Он ведет меня по коридорам, пока мы не добираемся до изогнутой лестницы, где смех эхом отдается от белоснежных стен и высоченного потолка фойе.
— А вот и он! — Мужчина с круглым животом в фирменной одежде загородного клуба с распростертыми объятиями направляется к Хадсону. — Хадсон, как же долго мы не виделись. Кажется… с прошлого года.
Мужчина смеется над своей шуткой, напоминая мне дядюшку-пенсионера, который играет в гольф, вероятно, на завтрак, обед и ужин.
— Рад тебя видеть, Дюк. — Хадсон притягивает меня ближе.
— А это, видимо?.. — Женщина с прямыми выцветшими от солнца волосами и в винтажном макси-платье плавно движется в нашу сторону. Пальцами она касается своих губ, и гигантский бриллиант сияет в естественном свете солнца.

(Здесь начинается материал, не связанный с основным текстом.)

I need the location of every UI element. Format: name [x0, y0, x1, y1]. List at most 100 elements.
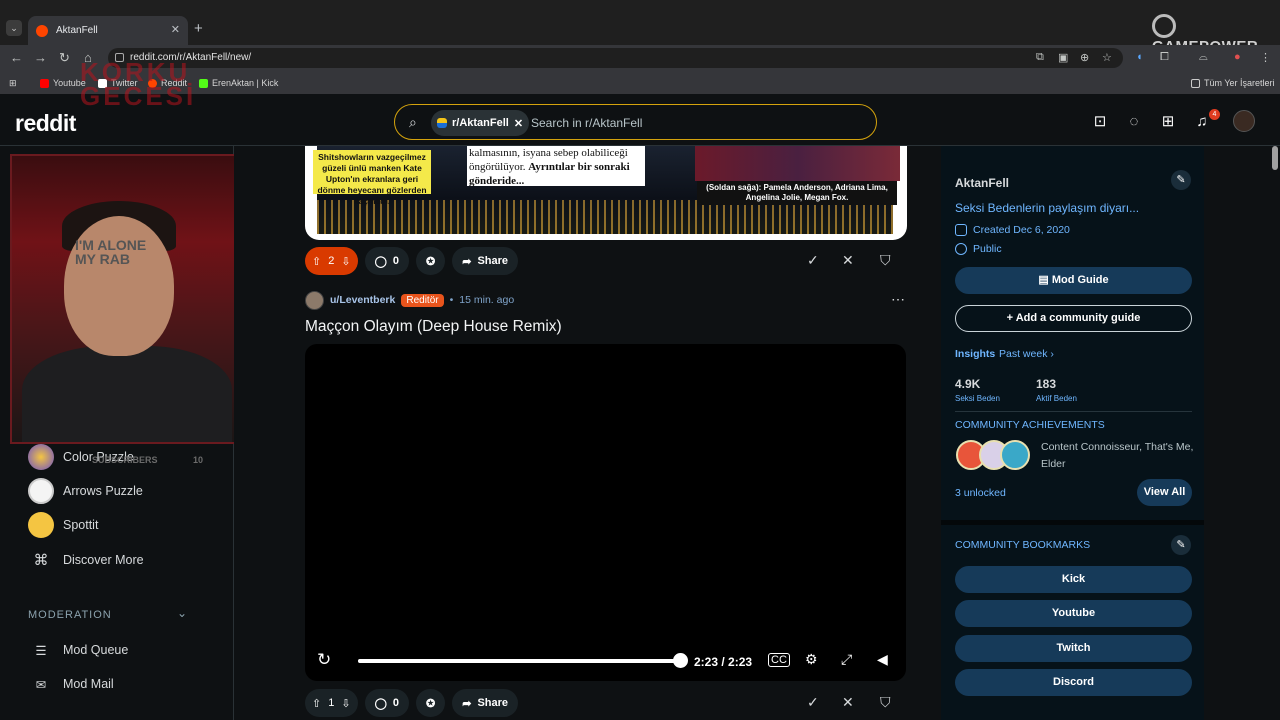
install-icon[interactable]: ▣ [1058, 51, 1068, 64]
video-time: 2:23 / 2:23 [694, 655, 753, 669]
chevron-up-icon[interactable]: ⌄ [177, 606, 187, 620]
approve-icon[interactable]: ✓ [807, 252, 819, 269]
webcam-overlay [10, 154, 238, 444]
gamepad-icon: ⌘ [33, 552, 49, 569]
insights-label[interactable]: Insights [955, 348, 995, 360]
bookmark-star-icon[interactable]: ☆ [1102, 51, 1112, 64]
close-tab-icon[interactable]: ✕ [171, 23, 180, 36]
chat-icon[interactable]: ◌ [1123, 111, 1145, 133]
moderation-header[interactable]: MODERATION [28, 609, 112, 621]
captions-icon[interactable]: CC [768, 653, 790, 667]
edit-pencil-icon[interactable]: ✎ [1171, 170, 1191, 190]
advertise-icon[interactable]: ⊡ [1089, 111, 1111, 133]
reload-icon[interactable]: ↻ [59, 50, 70, 66]
share-button[interactable]: ➦ Share [452, 689, 519, 717]
mod-shield-icon[interactable]: ⛉ [880, 252, 891, 269]
video-progress-knob[interactable] [673, 653, 688, 668]
chevron-right-icon: › [1050, 348, 1054, 360]
remove-icon[interactable]: ✕ [842, 252, 854, 269]
author-avatar[interactable] [305, 290, 324, 310]
video-progress-bar[interactable] [358, 659, 680, 663]
subreddit-search-chip[interactable]: r/AktanFell ✕ [431, 110, 530, 136]
browser-tab-bar [0, 0, 1280, 45]
settings-gear-icon[interactable]: ⚙ [805, 651, 818, 668]
new-tab-button[interactable]: + [194, 20, 203, 37]
nav-item-discover-more[interactable]: ⌘ Discover More [28, 546, 144, 574]
browser-tab[interactable]: AktanFell ✕ [28, 16, 188, 45]
mod-shield-icon[interactable]: ⛉ [880, 694, 891, 711]
replay-icon[interactable]: ↻ [317, 650, 331, 670]
apps-grid-icon[interactable]: ⊞ [9, 78, 17, 89]
nav-item-arrows-puzzle[interactable]: Arrows Puzzle [28, 477, 143, 505]
add-community-guide-button[interactable]: + Add a community guide [955, 305, 1192, 332]
extension-audio-icon[interactable]: ◖ [1136, 51, 1143, 63]
post-author[interactable]: u/Leventberk [330, 294, 395, 306]
kick-icon [199, 78, 208, 88]
mod-guide-button[interactable]: ▤ Mod Guide [955, 267, 1192, 294]
volume-icon[interactable]: ◀ [877, 651, 888, 668]
image-caption-right: (Soldan sağa): Pamela Anderson, Adriana … [697, 181, 897, 205]
bookmark-kick-button[interactable]: Kick [955, 566, 1192, 593]
page-scrollbar[interactable] [1270, 146, 1280, 720]
bookmark-twitch-button[interactable]: Twitch [955, 635, 1192, 662]
webcam-shirt [22, 346, 232, 442]
comments-button[interactable]: ◯ 0 [364, 247, 409, 275]
visibility: Public [955, 243, 1002, 255]
bookmarks-header: COMMUNITY BOOKMARKS [955, 539, 1091, 551]
incognito-icon[interactable]: ⌓ [1199, 51, 1208, 64]
comments-button[interactable]: ◯ 0 [364, 689, 409, 717]
video-progress-fill [358, 659, 680, 663]
image-caption-left: Shitshowların vazgeçilmez güzeli ünlü ma… [313, 150, 431, 206]
nav-item-mod-queue[interactable]: ☰ Mod Queue [28, 636, 128, 664]
vote-count: 2 [328, 255, 335, 267]
nav-item-mod-mail[interactable]: ✉ Mod Mail [28, 670, 114, 698]
nav-item-spottit[interactable]: Spottit [28, 511, 98, 539]
bookmark-youtube-button[interactable]: Youtube [955, 600, 1192, 627]
queue-icon: ☰ [35, 643, 47, 658]
insights-period[interactable]: Past week › [999, 348, 1054, 360]
achievement-badge-icon[interactable] [1000, 440, 1030, 470]
view-all-button[interactable]: View All [1137, 479, 1192, 506]
post-title[interactable]: Maççon Olayım (Deep House Remix) [305, 318, 562, 336]
downvote-icon[interactable]: ⇩ [341, 255, 350, 268]
all-bookmarks[interactable]: Tüm Yer İşaretleri [1191, 78, 1275, 88]
url-field[interactable]: reddit.com/r/AktanFell/new/ [108, 48, 1123, 68]
create-post-icon[interactable]: ⊞ [1157, 111, 1179, 133]
user-avatar[interactable] [1233, 110, 1255, 132]
translate-icon[interactable]: ⧉ [1036, 51, 1044, 64]
video-player[interactable] [305, 344, 906, 681]
award-icon: ✪ [426, 697, 436, 710]
upvote-icon[interactable]: ⇧ [312, 255, 321, 268]
chip-close-icon[interactable]: ✕ [514, 117, 523, 130]
extensions-icon[interactable]: ⧠ [1160, 51, 1169, 64]
bookmark-kick[interactable]: ErenAktan | Kick [199, 78, 278, 88]
subreddit-chip-icon [437, 118, 447, 128]
vote-count: 1 [328, 697, 335, 709]
zoom-icon[interactable]: ⊕ [1080, 51, 1089, 64]
previous-post-actions: ⇧ 2 ⇩ ◯ 0 ✪ ➦ Share [305, 247, 519, 275]
award-button[interactable]: ✪ [416, 689, 446, 717]
menu-kebab-icon[interactable]: ⋮ [1260, 51, 1271, 64]
more-options-icon[interactable]: ⋯ [891, 291, 905, 308]
back-icon[interactable]: ← [10, 50, 23, 65]
search-input[interactable] [531, 112, 831, 134]
search-bar[interactable]: ⌕ r/AktanFell ✕ [394, 104, 877, 140]
fullscreen-icon[interactable]: ⤢ [841, 651, 852, 668]
award-button[interactable]: ✪ [416, 247, 446, 275]
edit-pencil-icon[interactable]: ✎ [1171, 535, 1191, 555]
comment-icon: ◯ [374, 255, 387, 268]
share-button[interactable]: ➦ Share [452, 247, 519, 275]
bookmark-youtube[interactable]: Youtube [40, 78, 86, 88]
bookmark-discord-button[interactable]: Discord [955, 669, 1192, 696]
upvote-icon[interactable]: ⇧ [312, 697, 321, 710]
profile-icon[interactable]: ● [1234, 51, 1241, 63]
forward-icon[interactable]: → [34, 50, 47, 65]
reddit-logo[interactable]: reddit [15, 110, 76, 137]
subscribers-caption: SUBSCRIBERS [92, 455, 158, 465]
scrollbar-thumb[interactable] [1272, 146, 1278, 170]
approve-icon[interactable]: ✓ [807, 694, 819, 711]
remove-icon[interactable]: ✕ [842, 694, 854, 711]
tab-list-button[interactable]: ⌄ [6, 20, 22, 36]
downvote-icon[interactable]: ⇩ [341, 697, 350, 710]
divider [955, 411, 1192, 412]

— Моя невеста, — заканчивает за нее Хадсон, подмигивая мне. — Дюк и Сибил Шеффилд, познакомьтесь с Марибель Коллинз.
— О, разве она не прекрасна? — выдавливает Сибил радостным тоном, подходя к нам, и целует воздух возле моей щеки, а затем отступает на безопасное расстояние. Не могу отделаться от мысли, что она оценивает меня, сравнивая со своей дочерью. — Одрина, познакомься с будущей женой Хадсона.
Она произносит слова «будущая жена» с такой интонацией, словно они оставили особое послевкусие у нее во рту, но Хадсон ободряюще сжимает мою руку.
— Значит, ты и есть та самая счастливица. — Одрина осматривает меня с головы до ног, расправляя плечи. У нее типичная внешность стервы. Слишком красива. Жизнь была к ней щедра: шелковые шоколадного цвета волосы струятся по ее плечам, безупречная кожа без единой морщинки. Уперев руку в свое костлявое бедро, она изгибает губы в хитрой ухмылке. — Добро пожаловать в нашу семью.